Numerous crosses inscribed on the walls attest to this transformation of the Colosseum to a place of prayer and meditations on the sufferings of Christ for our salvation, as well as those of his followers who bore supreme witness to him. The practice of the Stations of the Cross was stopped with the unification of Italy when the confraternities were expelled from the site.

Pope John Paul II restored this practice upon his election to the papacy in 1978, and the tradition has become one of the most moving events of Holy Week.

In the great antagonistic spirit of the arena, a few die-hard pagan guides struggled to subdue the Christian enthusiasm. With studied expressions of scholarly seriousness, they dismissed the tradition of any Christian having been martyred in the arena.

It is doubtful that they can cite the source for that statement, but it dates to the early 20th century and the works of Jesuit Father Hippolyte Delehaye. The priest noted that no martyrology placed a Christian death in the amphitheater, nor did medieval guidebooks assign a special place to the Colosseum among the marvels of Rome. Therefore, he concluded, no one cannot say with certainty that any Christian was killed on the site.

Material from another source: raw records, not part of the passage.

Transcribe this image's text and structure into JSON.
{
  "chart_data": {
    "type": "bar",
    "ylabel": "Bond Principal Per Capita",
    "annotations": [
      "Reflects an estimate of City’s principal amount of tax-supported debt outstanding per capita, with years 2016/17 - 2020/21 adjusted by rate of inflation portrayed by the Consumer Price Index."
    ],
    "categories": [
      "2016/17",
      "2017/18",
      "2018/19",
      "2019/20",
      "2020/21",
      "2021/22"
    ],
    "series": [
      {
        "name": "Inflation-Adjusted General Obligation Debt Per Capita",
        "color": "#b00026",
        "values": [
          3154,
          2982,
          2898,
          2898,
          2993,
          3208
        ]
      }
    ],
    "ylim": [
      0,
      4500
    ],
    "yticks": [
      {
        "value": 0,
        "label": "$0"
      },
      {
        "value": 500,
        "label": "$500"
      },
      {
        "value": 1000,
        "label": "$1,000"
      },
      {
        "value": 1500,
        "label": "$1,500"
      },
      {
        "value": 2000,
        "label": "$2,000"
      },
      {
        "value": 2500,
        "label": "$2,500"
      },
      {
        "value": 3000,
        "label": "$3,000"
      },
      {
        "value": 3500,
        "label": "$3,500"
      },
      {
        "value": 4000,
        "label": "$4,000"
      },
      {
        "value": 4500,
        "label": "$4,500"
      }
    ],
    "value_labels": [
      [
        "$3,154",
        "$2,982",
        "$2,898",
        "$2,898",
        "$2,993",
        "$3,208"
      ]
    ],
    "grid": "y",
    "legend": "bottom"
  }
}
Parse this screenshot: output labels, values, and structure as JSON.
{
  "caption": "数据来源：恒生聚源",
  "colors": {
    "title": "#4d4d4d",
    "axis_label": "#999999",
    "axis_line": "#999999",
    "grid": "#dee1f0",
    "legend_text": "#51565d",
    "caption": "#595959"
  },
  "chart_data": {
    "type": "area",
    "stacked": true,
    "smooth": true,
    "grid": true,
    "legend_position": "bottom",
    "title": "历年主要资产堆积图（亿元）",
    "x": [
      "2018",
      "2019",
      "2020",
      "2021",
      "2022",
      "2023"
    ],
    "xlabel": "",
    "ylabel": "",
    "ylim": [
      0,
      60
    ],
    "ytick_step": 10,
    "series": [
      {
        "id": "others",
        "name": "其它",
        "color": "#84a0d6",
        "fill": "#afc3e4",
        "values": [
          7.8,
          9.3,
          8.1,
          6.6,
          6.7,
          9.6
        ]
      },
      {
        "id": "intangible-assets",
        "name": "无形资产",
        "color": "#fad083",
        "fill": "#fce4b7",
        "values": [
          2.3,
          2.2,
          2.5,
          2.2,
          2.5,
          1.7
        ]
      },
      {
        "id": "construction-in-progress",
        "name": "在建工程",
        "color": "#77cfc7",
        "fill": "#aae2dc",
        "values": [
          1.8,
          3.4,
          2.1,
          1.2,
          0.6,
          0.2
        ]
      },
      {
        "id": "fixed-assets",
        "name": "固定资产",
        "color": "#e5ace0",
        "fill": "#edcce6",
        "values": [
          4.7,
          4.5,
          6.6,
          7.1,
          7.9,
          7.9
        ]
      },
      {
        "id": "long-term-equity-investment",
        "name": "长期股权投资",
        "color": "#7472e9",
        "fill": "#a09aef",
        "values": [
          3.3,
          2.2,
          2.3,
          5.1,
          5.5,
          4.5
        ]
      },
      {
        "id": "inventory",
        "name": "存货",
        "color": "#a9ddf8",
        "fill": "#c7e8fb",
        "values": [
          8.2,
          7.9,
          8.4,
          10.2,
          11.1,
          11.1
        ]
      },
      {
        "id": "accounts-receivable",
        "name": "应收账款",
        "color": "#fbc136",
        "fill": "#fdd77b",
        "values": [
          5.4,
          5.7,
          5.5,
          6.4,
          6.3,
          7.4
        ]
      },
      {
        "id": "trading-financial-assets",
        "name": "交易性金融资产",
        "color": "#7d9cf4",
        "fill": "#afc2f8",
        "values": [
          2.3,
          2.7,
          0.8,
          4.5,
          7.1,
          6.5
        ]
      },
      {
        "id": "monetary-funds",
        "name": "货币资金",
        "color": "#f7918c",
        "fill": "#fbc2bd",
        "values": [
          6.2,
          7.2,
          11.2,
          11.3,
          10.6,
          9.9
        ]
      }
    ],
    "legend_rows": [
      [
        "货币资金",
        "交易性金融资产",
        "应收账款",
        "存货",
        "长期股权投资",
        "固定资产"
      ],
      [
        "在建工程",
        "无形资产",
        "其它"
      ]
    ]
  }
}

Father Delehaye has become a poster child for many anti-Christian manifestos, championed as having torn away the curtain of lies fabricated by the Church. But these interpretations fail to note that Father Delehaye himself recognizes that Christians may well have died in the arena; we just don’t have their names and their stories.

So before we signal a “thumbs down” on Colosseum martyrs, let’s remember that early Christian venerated the resting places of the martyrs, not the sites of their deaths. St. Agnes’ death seems to have been an exception to the rule in the Stadium of Domitian, and the murder of St. Peter at the Circus of Nero appears to have been a one-time-only event.

The Colosseum proudly boasted 80 trapdoors in the floor to lift wild animals into the arena, and holding pens for all sorts of feral beasts. It was the principal place for wild animal hunts and executions. Few places seem better equipped to throw Ignatius of Antioch to the lions than the Flavian amphitheater, and no better hypothesis has been put forward.

Furthermore, the memory of the Christian martyrs has brought out the best in the ancient building.

No gladiator ever displayed the same heroism that John Paul II did when in his final days he was forced to watch the procession from his chapel instead participating as he had for 25 years.

At the last station, he took his balsa wood cross and leaning his weary head against it, taught the world what it meant to truly “live” the Stations of the Cross, uniting his suffering to Christ’s.